The Treatment Strategy for Diabetes Mellitus by Kampo Medicine
10.3937/kampomed.55.737
- VernacularTitle:糖尿病の治療戦略と漢方
- Author:
Yuzo SATO
- Publication Type:Journal Article
- Keywords:
diabetes;
diabetic neuropathy;
numbness;
euglycemic clamp;
insulin action
- From:Kampo Medicine
2004;55(6):737-750
- CountryJapan
- Language:Japanese
-
Abstract:
Recently in Japan, the numbers of diabetic patients have been increased to 7.4 million and to 16.2 millions if the subjects of impaired glucose tolerance are added. Most Japanese diabetic patients are type 2 (non-insulin dependent). Decreased secretion of insulin and insulin resistance play important roles on the occurrence and progression of type 2 diabetes.

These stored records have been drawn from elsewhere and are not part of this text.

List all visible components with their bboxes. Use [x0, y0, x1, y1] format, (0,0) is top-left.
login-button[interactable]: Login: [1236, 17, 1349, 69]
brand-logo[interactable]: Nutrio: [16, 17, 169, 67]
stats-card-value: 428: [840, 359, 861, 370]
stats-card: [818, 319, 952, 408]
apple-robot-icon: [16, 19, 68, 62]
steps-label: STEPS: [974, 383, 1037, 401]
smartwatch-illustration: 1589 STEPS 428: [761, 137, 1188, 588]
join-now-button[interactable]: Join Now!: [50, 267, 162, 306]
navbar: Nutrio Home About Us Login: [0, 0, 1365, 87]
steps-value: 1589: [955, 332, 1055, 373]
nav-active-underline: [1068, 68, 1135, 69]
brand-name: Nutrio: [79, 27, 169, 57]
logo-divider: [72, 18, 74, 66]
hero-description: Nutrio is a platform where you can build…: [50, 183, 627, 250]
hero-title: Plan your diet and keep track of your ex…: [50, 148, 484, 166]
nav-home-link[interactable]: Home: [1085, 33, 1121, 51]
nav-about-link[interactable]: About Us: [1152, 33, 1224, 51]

Long-established systems of traditional medicine have evolved from systematic recordings of human evidence for more than 3 thousands years. In addition the traditional Chinese medicinal philosophy is one of the oldest medical sciences in the world and has a long-standing history in the usage of herbal medicinals. Nowadays the use of complementary/alternative medicine and especially the consumption of botanicals has been increasing rapidly worldwide.
1. Clinical Studies
The management of diabetic neuropathy is one of the most difficult clinical problems. Among 65 patients with diabetic neuropathy who suffered from numbness of lower extremities 43 (66.2%) experienced some degree of improvement after oral administration of Goshajinkigan (GJG). Following our first report, more than 10 papers were published in Japan and almost same results were obtained. In a well-controlled comparative study, the efficacy of GJG and mecobalamin in diabetic neuropathy was estimated. After oral administration of GJG, the general improvement rate was 80.0%, while it was 48.1% in mecobalamin. The difference between the two groups was statistically significant (P<0.01). These results suggested that GJG is a useful medicine for amelioration of numbness due to diabetic neuropathy.
2. Animal experimental studies
Regular physical training has been known to be beneficial in the prevention and the treatment of life-style related diseases such as type 2 diabetes. However, it is very difficult for diabetic patients to continue physical exercise training for a long time. Troglitazone has insulin-sensitizing actions but it withdrew because of severe fatal hepato-toxic actions. Therefore development of insulin-sensitizing medicine without significant side-effects have been expected.
Chinese herbal medicine has less frequent side effects when compared to modern western medicine.
In the present study, the effect of GJG on insulin resistance in streptozotocin (STZ, 50mg kg-1 BW, ivy.)-induced diabetic rats was examined by means of the euglycemic clamp procedure.
The improvement of impaired insulin action in STZ-diabetic rats by single and repeated administration of GJG may be due, at least in part, to enhance insulin signaling, and subsequent ameliorated production of NO. In conclusion,
(1) Diagnosis and primary treatment to reduce blood glucose including diet, exercise, oral hypoglycemic agents and insulin should be practiced by western style medical sciences. (2) Kampo medication is useful for the prevention and treatment of diabetic complications. (3) Kampo medicine has the possibility of prevention of type 2 diabetes.